I don’t mean don’t ask anything, I just mean be more empathetic in your asking and be aware of what the consequences might be.

My Working Day Isn’t Your Working Day… But I Know That, Don’t I?

There is something to like there. A reminder to people about the response expectations of this email.

It also scares me a little bit. Isn’t this the implied social contract of emails? Hasn’t it always been, but especially now-days with many different more immediate communication methods where the social contract is less defined?

I also wonder who the message is for. If they are talking to a stranger, it seems unnecessary. Strangers don’t owe you anything and everyone on both sides of this email knew that. Are the a friend? Weirdly formal for a friend. Are the a co-worker? That seems the most likely, but shouldn’t expectations about communication be such an important work concept that it shouldn’t be the responsibility of an email signature to take that up?

Depressing Moment

When I open my mail email account for Team CSS-Tricks and every single email is someone reaching out to put spam on our site.

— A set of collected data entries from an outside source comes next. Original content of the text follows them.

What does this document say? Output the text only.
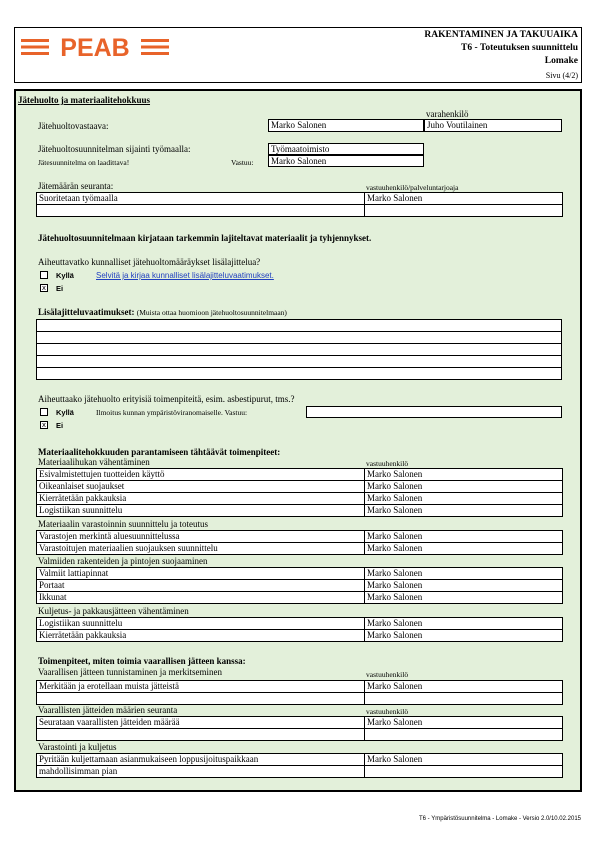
PEAB	RAKENTAMINEN JA TAKUUAIKA
T6 - Toteutuksen suunnittelu
Lomake
Sivu (4/2)
Jätehuolto ja materiaalitehokkuus
varahenkilö
Jätehuoltovastaava:	Marko Salonen	Juho Voutilainen
Jätehuoltosuunnitelman sijainti työmaalla:	Työmaatoimisto
Jätesuunnitelma on laadittava!	Vastuu:	Marko Salonen
Jätemäärän seuranta:	vastuuhenkilö/palveluntarjoaja
Suoritetaan työmaalla	Marko Salonen

Jätehuoltosuunnitelmaan kirjataan tarkemmin lajiteltavat materiaalit ja tyhjennykset.
Aiheuttavatko kunnalliset jätehuoltomääräykset lisälajittelua?
Kyllä	Selvitä ja kirjaa kunnalliset lisälajitteluvaatimukset.
x Ei
Lisälajitteluvaatimukset: (Muista ottaa huomioon jätehuoltosuunnitelmaan)

Aiheuttaako jätehuolto erityisiä toimenpiteitä, esim. asbestipurut, tms.?
Kyllä	Ilmoitus kunnan ympäristöviranomaiselle. Vastuu:
x Ei
Materiaalitehokkuuden parantamiseen tähtäävät toimenpiteet:
Materiaalihukan vähentäminen	vastuuhenkilö
Esivalmistettujen tuotteiden käyttö	Marko Salonen
Oikeanlaiset suojaukset	Marko Salonen
Kierrätetään pakkauksia	Marko Salonen
Logistiikan suunnittelu	Marko Salonen
Materiaalin varastoinnin suunnittelu ja toteutus
Varastojen merkintä aluesuunnittelussa	Marko Salonen
Varastoitujen materiaalien suojauksen suunnittelu	Marko Salonen
Valmiiden rakenteiden ja pintojen suojaaminen
Valmiit lattiapinnat	Marko Salonen
Portaat	Marko Salonen
Ikkunat	Marko Salonen
Kuljetus- ja pakkausjätteen vähentäminen
Logistiikan suunnittelu	Marko Salonen
Kierrätetään pakkauksia	Marko Salonen
Toimenpiteet, miten toimia vaarallisen jätteen kanssa:
Vaarallisen jätteen tunnistaminen ja merkitseminen	vastuuhenkilö
Merkitään ja erotellaan muista jätteistä	Marko Salonen

Vaarallisten jätteiden määrien seuranta	vastuuhenkilö
Seurataan vaarallisten jätteiden määrää	Marko Salonen

Varastointi ja kuljetus
Pyritään kuljettamaan asianmukaiseen loppusijoituspaikkaan	Marko Salonen
mahdollisimman pian	
T6 - Ympäristösuunnitelma - Lomake - Versio 2.0/10.02.2015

The email itself isn’t really spam. It’s a real person (although I doubt it’s a real person named “Lisa Turnbull”) using templates to try to get site owners to update blog posts with their “resources”. It’s spam. If you do it, it will hurt your site and help theirs. I think what they are doing should put them in jail. And yet the world rewards them instead. They make money. What few takers they get on this are enough to keep this spammy world growing.

It’s just a depressing movement, and I mention it here because email is a real enabler of this and I wouldn’t blame anyone for being down on email if this is their main experience with it.